Holy shit Batman, Zango’s Public Relations department openly admitting they provide their advertiser’s with Merchant’s shopping cart URLs for targeting. I didn’t know whether to laugh, cry or be happy they are being more honest about how they operate their business. I wonder if Zango provided the shopping cart list to these guys? Thank-you Zango for providing people even more assistance to poach Merchant’s shopping carts. All is well in the world of online advertising. But they offer more help beyond tagging the Merchant’s shopping cart URLs for you.
Zango’s software will load pop-ups when a trademarked product names appears on a page.
As a merchant if you have vendors who are very conscience about their trademark and how it is used, you may be SOL. Are your manufacturer relationships being put at risk here? The online marketing world again thanks you Zango. I hope that Merchant’s who are advertising through Zango themselves are paying attention to all of this. Why are some Merchants using Zango? Startz saved the very best for last.
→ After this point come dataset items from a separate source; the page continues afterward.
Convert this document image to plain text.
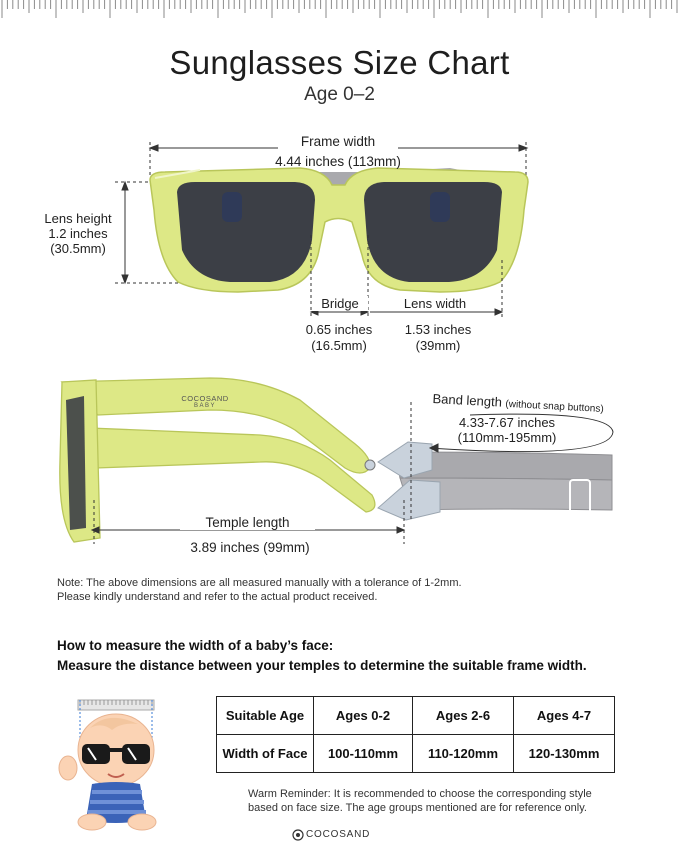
Sunglasses Size Chart
Age 0–2
Frame width
4.44 inches (113mm)
Lens height
1.2 inches
(30.5mm)
Bridge
0.65 inches
(16.5mm)
Lens width
1.53 inches
(39mm)
COCOSAND
BABY	Band length (without snap buttons)
4.33-7.67 inches
(110mm-195mm)
Temple length
3.89 inches (99mm)
Note: The above dimensions are all measured manually with a tolerance of 1-2mm.
Please kindly understand and refer to the actual product received.
How to measure the width of a baby’s face:
Measure the distance between your temples to determine the suitable frame width.
Suitable Age	Ages 0-2	Ages 2-6	Ages 4-7
Width of Face	100-110mm	110-120mm	120-130mm
Warm Reminder: It is recommended to choose the corresponding style
based on face size. The age groups mentioned are for reference only.
COCOSAND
He says if companies want to protect their home pages or trademarks from pop-ups, they can always outbid their competitors. “We don’t apologize for the aggressive nature of our ad network,” Stratz says, adding that 200,000 people willingly download Zango software each day.
Thirty thousand feet up in the air of a commuter plane probably wasn’t the best place for me to read that statement. What a nice little racket (and I do use that word intentionally) you got going to pull in more advertisers. The first thing that came to my mind when I read that statement was the schoolyard bully making kiddies pay so that won’t have their lunch stolen. Then I thought no, that was too mild. Businesses paying “protection money” to various unsavories in order to operate without interference seemed more appropriate. When you take statement in context with all the previous things Stratz had just said, why did I feel like I had just gotten a visit from the Sopranos? Has Zango become so entrenched and established in online marketing that this is what they feel comfortable putting out through their Public Relations Department? Is the Industry (as a whole) that accepting and condoning of these types of practices? Is this a model we want for online marketing? Does the online marketing industry not even raise an eyebrow at such statements? I personally do not accept nor condone such practices. Nor do I think it is good for the industry as a whole. Maybe we need a new metric in measuring ad spends to include protecting our web sites. If you haven’t caught on, I was both furious and offended by the comments from Zango. And for the sake of the Industry, I hope I am not alone. And I’ll go further by saying that anyone who is spending their ad dollars with Zango (for whatever reasons), who thinks this is acceptable practices in online advertising and/or who condones any of the above practices are just as much a part of the problem as Zango themselves.